The Jill Biden story arrived as a complicating subplot. A CBS News interview that aired Sunday morning included the former first lady saying she thought, while watching the infamous 2024 presidential debate, that her husband was “having a stroke” — a striking contrast to her public statement at the time, in which she praised his performance. On Meet the Press, Stephen Hayes said flatly that he does not believe her claim that this was a genuine surprise, arguing that the Hur Report recordings, the documented revamping of Biden’s schedule, and changes to the speechwriting process all preceded the debate and would have been visible to those close to him. Val Demings offered the sympathetic interpretation: the first lady occupies a different position than staff or cabinet officials and may genuinely have been shielded from certain information. Chris Murphy on Face the Nation gave the most honest Democratic accounting of the story: in retrospect, Biden should have stepped aside and the party should have held an open primary contest, he said, and the episode reflects the same tribal tendency to excuse party leaders’ failures that Democrats correctly criticize in Republicans when they excuse Trump.
The Newark ICE Standoff
Fox News Sunday
Fox News Sunday devoted significant time to ongoing violent protests outside the Delaney Hall ICE detention facility in Newark, New Jersey, where demonstrators have clashed repeatedly with law enforcement. Newark’s mayor announced a nighttime curfew within a half-mile of the facility; New Jersey Gov. Mikie Sherrill called for peaceful protests while simultaneously asking the Department of Homeland Security to restore family visitation rights at the facility and stop pressuring detainees to sign deportation paperwork. DHS responded by reporting an 8,000% increase in death threats against ICE agents and a 1,300% increase in assaults.

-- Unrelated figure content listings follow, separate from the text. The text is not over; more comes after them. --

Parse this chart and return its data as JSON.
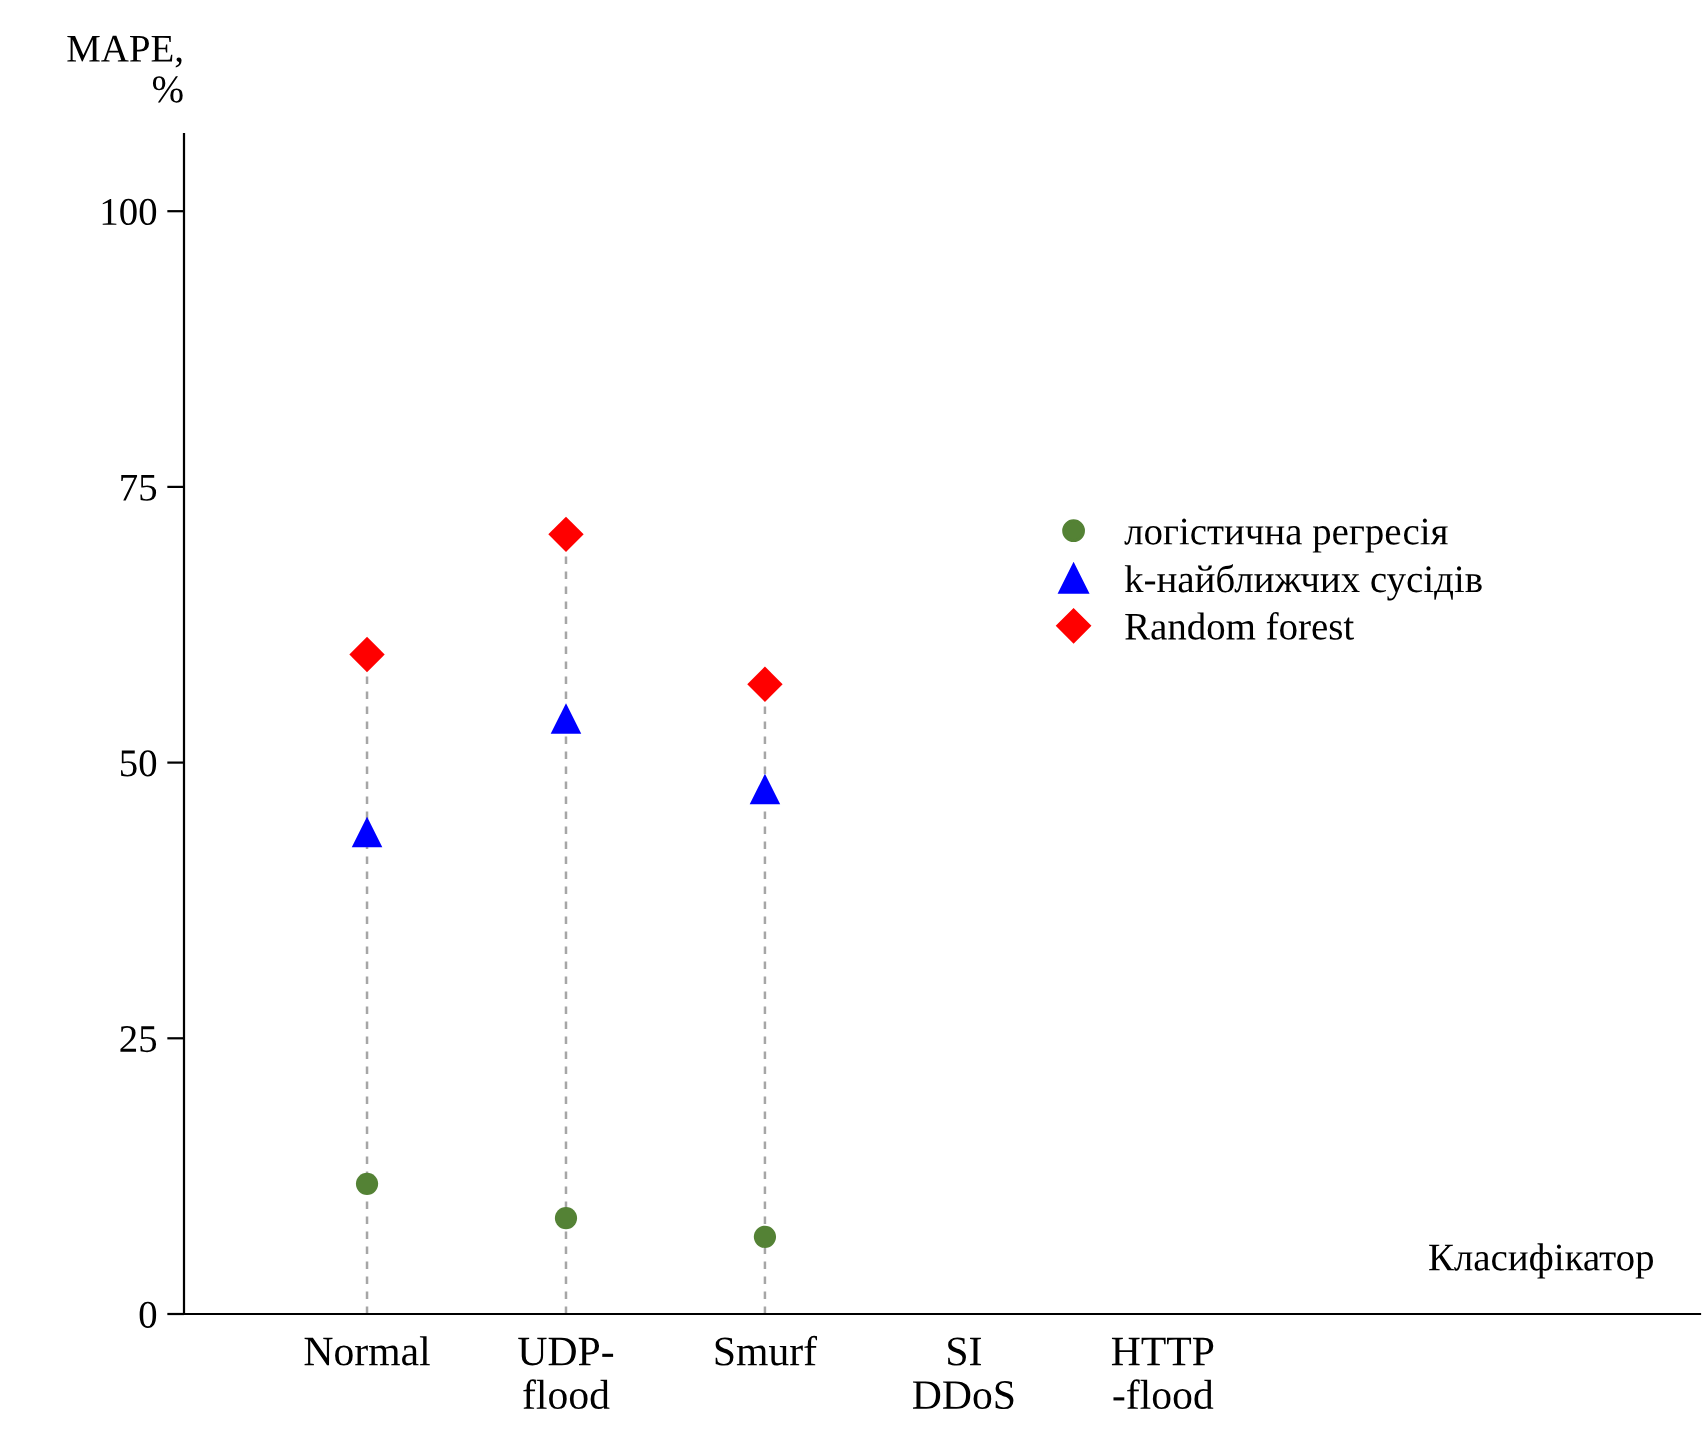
{
  "chart_data": {
    "type": "scatter",
    "ylabel": "MAPE,\n%",
    "xlabel": "Класифікатор",
    "categories": [
      "Normal",
      "UDP-\nflood",
      "Smurf",
      "SI\nDDoS",
      "HTTP\n-flood"
    ],
    "series": [
      {
        "name": "логістична регресія",
        "color": "#548235",
        "marker": "circle",
        "values": [
          11.8,
          8.7,
          7.0,
          null,
          null
        ]
      },
      {
        "name": "k-найближчих сусідів",
        "color": "#0000ff",
        "marker": "triangle",
        "values": [
          43.7,
          54.0,
          47.6,
          null,
          null
        ]
      },
      {
        "name": "Random forest",
        "type": "lollipop",
        "color": "#ff0000",
        "marker": "diamond",
        "line_style": "dashed",
        "values": [
          59.8,
          70.7,
          57.1,
          null,
          null
        ]
      }
    ],
    "ylim": [
      0,
      107
    ],
    "yticks": [
      0,
      25,
      50,
      75,
      100
    ],
    "grid": false,
    "legend": "right"
  }
}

Fox’s panel reflected a genuine ideological divide rather than pure partisanship. Analyst Juan Williams said the death threats played on air were “unacceptable” and simply wrong, but argued the broader protest reflects a population that feels the administration has gone beyond targeting criminals to pursuing long-term residents and Dreamers — pointing to a federal judge’s recent ruling releasing Kilmar Abrego Garcia and describing the government’s handling of that case as defined by “vindictiveness.” Republican analyst Michael Allen argued that what protesters are effectively demanding amounts to defunding ICE, and predicted that message would ultimately hurt Democrats with general election voters. Correspondent Francesca Chambers framed it as a critical early test for both the new governor and the new DHS secretary, drawing a parallel to earlier confrontations in Minnesota that eventually led to staff shake-ups at the Border Patrol.
Synthesis
The Sunday shows this week traced a political landscape in which nearly every major story leads back to the same pressure point: a war that was supposed to be short, decisive, and domestically painless, which has instead become the dominant force shaping economic conditions, military readiness, diplomatic relationships, and midterm politics simultaneously. The bipartisan criticism of the anti-weaponization fund, Mike Pence’s unusually pointed challenges to his own party’s direction, the Democratic tension between bold populism and centrist credibility, and the remarkable convergence of Ukraine’s missile shortage with Iran’s closed strait are all, at bottom, consequences of a conflict still without resolution. Zelenskyy’s appeal from Face the Nation — largely absent from the other programs — may be the week’s most important underreported story: the cost of this war is being paid not only at American gas pumps, but by an ally that has been fighting alone for five years and is watching its missile interceptors run out.